2025-02-16. Une manchette telle que « Confrontation des 4 nations» pourrait très bien annoncer une guerre civile au lieu d’un affrontement au hockey! Une nation est avant tout un groupement de personnes vivant dans un pays et partageant une culture et des traditions. Telle est la définition du Multi dictionnaire. Au Canada, il est courant d’entendre parler des Premières nations ou des nations autochtones. Les Québécois, de leur côté, sont convaincus de former une nation. L’expression «nation québécoise» fait partie du langage quotidien.
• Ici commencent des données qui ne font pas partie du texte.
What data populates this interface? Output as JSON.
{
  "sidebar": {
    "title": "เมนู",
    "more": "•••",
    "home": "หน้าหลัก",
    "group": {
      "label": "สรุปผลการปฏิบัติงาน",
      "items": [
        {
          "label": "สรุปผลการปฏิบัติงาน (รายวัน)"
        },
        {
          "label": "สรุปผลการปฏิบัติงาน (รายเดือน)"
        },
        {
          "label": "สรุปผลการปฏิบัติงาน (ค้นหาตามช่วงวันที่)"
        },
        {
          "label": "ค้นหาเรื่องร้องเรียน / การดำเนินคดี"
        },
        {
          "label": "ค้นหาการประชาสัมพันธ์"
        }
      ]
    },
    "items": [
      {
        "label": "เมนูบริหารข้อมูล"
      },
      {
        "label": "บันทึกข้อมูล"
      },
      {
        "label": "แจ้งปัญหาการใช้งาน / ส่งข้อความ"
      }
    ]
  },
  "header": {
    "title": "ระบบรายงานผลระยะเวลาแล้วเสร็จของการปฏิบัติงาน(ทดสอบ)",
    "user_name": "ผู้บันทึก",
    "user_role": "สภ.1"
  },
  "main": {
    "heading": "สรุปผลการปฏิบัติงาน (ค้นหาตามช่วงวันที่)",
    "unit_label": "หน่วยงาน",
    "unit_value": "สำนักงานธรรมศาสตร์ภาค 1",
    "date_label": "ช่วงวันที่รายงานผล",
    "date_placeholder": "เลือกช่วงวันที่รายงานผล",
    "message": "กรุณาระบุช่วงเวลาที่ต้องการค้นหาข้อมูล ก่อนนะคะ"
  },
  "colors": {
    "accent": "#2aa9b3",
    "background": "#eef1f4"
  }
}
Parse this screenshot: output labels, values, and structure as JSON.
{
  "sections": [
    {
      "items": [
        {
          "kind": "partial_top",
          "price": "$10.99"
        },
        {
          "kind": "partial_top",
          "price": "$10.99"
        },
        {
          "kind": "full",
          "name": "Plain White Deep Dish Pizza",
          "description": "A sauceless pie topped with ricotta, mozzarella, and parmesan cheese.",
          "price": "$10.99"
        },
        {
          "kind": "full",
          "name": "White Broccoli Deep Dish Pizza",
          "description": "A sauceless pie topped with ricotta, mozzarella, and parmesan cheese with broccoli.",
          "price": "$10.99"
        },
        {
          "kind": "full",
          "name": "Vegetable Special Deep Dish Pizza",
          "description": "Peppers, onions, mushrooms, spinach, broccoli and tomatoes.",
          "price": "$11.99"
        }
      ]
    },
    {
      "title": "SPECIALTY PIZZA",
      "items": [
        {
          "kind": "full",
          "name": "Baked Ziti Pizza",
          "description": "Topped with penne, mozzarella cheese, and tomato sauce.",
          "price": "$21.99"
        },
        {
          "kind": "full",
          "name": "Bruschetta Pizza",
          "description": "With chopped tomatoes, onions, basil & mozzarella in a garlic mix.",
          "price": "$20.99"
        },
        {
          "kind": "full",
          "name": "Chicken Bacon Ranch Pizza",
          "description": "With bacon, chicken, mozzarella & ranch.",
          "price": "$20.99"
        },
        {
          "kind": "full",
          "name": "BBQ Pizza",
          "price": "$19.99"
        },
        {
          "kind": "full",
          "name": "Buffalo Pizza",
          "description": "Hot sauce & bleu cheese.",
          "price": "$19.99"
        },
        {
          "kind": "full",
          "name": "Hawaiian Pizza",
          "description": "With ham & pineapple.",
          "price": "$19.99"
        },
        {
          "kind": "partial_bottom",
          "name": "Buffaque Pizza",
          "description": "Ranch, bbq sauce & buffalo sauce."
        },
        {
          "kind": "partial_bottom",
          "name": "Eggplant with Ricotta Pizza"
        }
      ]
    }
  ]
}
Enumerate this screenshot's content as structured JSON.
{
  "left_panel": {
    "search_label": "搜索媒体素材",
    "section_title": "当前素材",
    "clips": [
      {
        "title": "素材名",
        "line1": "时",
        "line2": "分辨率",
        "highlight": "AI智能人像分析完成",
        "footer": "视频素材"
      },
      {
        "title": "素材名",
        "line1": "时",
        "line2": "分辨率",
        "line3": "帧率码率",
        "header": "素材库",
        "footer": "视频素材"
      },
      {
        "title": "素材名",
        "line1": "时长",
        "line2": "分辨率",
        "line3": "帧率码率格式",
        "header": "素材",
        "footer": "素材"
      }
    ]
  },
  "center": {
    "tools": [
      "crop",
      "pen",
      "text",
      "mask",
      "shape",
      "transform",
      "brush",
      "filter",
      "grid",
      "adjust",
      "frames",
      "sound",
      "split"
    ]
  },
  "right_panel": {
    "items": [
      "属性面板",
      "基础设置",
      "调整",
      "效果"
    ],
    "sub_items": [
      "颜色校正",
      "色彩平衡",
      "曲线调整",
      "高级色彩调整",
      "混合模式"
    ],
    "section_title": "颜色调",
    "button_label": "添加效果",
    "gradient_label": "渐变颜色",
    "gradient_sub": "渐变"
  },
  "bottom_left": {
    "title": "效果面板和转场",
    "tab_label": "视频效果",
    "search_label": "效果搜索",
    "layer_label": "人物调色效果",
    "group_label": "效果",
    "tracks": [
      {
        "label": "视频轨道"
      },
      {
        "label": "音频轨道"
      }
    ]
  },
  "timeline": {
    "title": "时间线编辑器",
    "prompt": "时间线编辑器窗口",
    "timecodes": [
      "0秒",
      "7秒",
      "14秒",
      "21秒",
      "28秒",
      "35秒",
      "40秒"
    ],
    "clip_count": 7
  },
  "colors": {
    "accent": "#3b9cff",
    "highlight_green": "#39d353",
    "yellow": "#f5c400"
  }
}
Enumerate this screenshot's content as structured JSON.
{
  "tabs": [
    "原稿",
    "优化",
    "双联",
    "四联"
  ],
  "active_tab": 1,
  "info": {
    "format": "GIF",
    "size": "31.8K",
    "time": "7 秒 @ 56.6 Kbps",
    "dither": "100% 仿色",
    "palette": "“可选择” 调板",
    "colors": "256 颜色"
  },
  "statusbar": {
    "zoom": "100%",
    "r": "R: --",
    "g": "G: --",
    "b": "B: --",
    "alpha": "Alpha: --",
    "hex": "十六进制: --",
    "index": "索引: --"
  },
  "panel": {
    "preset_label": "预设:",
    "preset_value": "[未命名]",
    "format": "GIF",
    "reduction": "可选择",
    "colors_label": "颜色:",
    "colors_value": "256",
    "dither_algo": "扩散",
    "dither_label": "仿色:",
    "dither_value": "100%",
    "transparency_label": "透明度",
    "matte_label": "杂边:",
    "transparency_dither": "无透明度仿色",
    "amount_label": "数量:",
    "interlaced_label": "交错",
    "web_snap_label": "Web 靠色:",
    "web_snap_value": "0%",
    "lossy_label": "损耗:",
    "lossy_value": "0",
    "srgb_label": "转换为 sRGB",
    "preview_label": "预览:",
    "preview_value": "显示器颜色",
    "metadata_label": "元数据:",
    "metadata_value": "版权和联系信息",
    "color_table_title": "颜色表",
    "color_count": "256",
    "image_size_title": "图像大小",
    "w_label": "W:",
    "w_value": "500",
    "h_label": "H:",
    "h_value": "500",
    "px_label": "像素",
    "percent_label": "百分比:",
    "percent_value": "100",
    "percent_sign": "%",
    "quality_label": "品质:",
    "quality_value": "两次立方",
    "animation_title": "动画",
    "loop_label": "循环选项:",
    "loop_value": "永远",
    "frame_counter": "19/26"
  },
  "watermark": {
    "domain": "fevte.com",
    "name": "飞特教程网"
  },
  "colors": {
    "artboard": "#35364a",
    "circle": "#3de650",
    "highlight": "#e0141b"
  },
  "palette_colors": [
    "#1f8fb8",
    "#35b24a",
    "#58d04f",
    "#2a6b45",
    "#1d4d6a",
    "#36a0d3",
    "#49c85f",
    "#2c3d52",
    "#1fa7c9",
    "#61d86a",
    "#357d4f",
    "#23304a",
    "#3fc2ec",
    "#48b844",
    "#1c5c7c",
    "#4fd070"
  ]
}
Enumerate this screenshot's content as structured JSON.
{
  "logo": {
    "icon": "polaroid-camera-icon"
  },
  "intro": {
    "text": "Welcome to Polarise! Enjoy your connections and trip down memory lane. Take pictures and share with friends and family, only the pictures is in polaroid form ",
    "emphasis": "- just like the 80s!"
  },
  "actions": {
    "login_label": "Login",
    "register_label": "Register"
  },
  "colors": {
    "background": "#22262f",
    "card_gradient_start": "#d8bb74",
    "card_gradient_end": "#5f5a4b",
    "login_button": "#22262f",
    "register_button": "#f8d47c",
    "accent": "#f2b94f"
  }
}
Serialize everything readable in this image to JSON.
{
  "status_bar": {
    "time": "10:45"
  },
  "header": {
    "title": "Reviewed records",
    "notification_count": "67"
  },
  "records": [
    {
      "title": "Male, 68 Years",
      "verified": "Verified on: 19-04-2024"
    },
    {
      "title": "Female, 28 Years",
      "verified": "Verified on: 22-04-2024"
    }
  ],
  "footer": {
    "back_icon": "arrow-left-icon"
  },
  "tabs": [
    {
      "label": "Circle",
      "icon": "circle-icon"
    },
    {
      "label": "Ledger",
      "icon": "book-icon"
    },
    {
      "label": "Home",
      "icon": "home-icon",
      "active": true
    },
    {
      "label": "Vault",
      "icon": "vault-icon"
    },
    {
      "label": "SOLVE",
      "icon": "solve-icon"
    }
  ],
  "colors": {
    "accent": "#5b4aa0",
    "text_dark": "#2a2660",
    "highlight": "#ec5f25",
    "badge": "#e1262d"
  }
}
Cependant, on fait l’impasse à l’expression «pays québécois». Ainsi, parler des quatre nations que sont le Canada, la Finlande, les États-Unis et la Suède est à la fois exagéré et restrictif d’un point de vue local : la nation canadienne est une vision futuriste pour l’heure, mais le pays est déjà une réalité. Pour lui et pour les autres pays en lice. Donc : confrontation des quatre pays.

Météo? (2025)

2025-02-17.  Abuserait-t-on du mot «météo»? Telle est la question qu’on peut se poser à la lecture de deux extraits du Journal de Québec. Le premier : « La météo a causé de nombreux carambolages…» (médaillon de la 1e page, 17 février) et le second : «Peu importe la météo, les gens sont venus» (la directrice générale du Carnaval; Ibid., p. 7). Le mot prend une multitude de sens : une discipline, le beau temps, un temps exécrable, même un temps nuageux et doux. Ce serait donc dire: peu importe le temps. Sans doute, faudrait-il tenir compte d’une observation, ou d'un conseil de l’Académie française : «… on se gardera bien d’utiliser ‘météo’ pour désigner le temps qu’il fait…» (Dire, ne pas dire...; 2020).

 

Mémo ou note? (2025)

2025-02-18. Il y a sans doute des sujets de friction entre le Parti Québécois et le Bloc Québécois. Le journaliste Nicolas Lachance utilise deux expressions pour désigner un document portant sur les démarches du Bloc visant à convaincre un militant du P.Q. à poser sa candidature dans une circonscription fédérale : «note interne» et «mémo»? Les deux mots ne sont pas synonymes. On lit dans Le français au bureau (2014): « La ‘note’ est utilisée par les membres d’une même entreprise ou d’une même organisation pour se transmettre des renseignements […] L’emploi du mot ‘mémo’ dans le sens de ‘note’ […] est à éviter, car ‘mémo’ est l’abréviation familière de ‘mémorandum’ qui désigne une note prise pour soi-même dans le but de se rappeler quelque chose». L’article idoine du Multi dictionnaire va dans le même sens. Pour sa part, Lionel Meney le qualifie de calque de l’anglais. En somme, il faut distinguer «mémo» et «note» et ne pas en faire des synonymes.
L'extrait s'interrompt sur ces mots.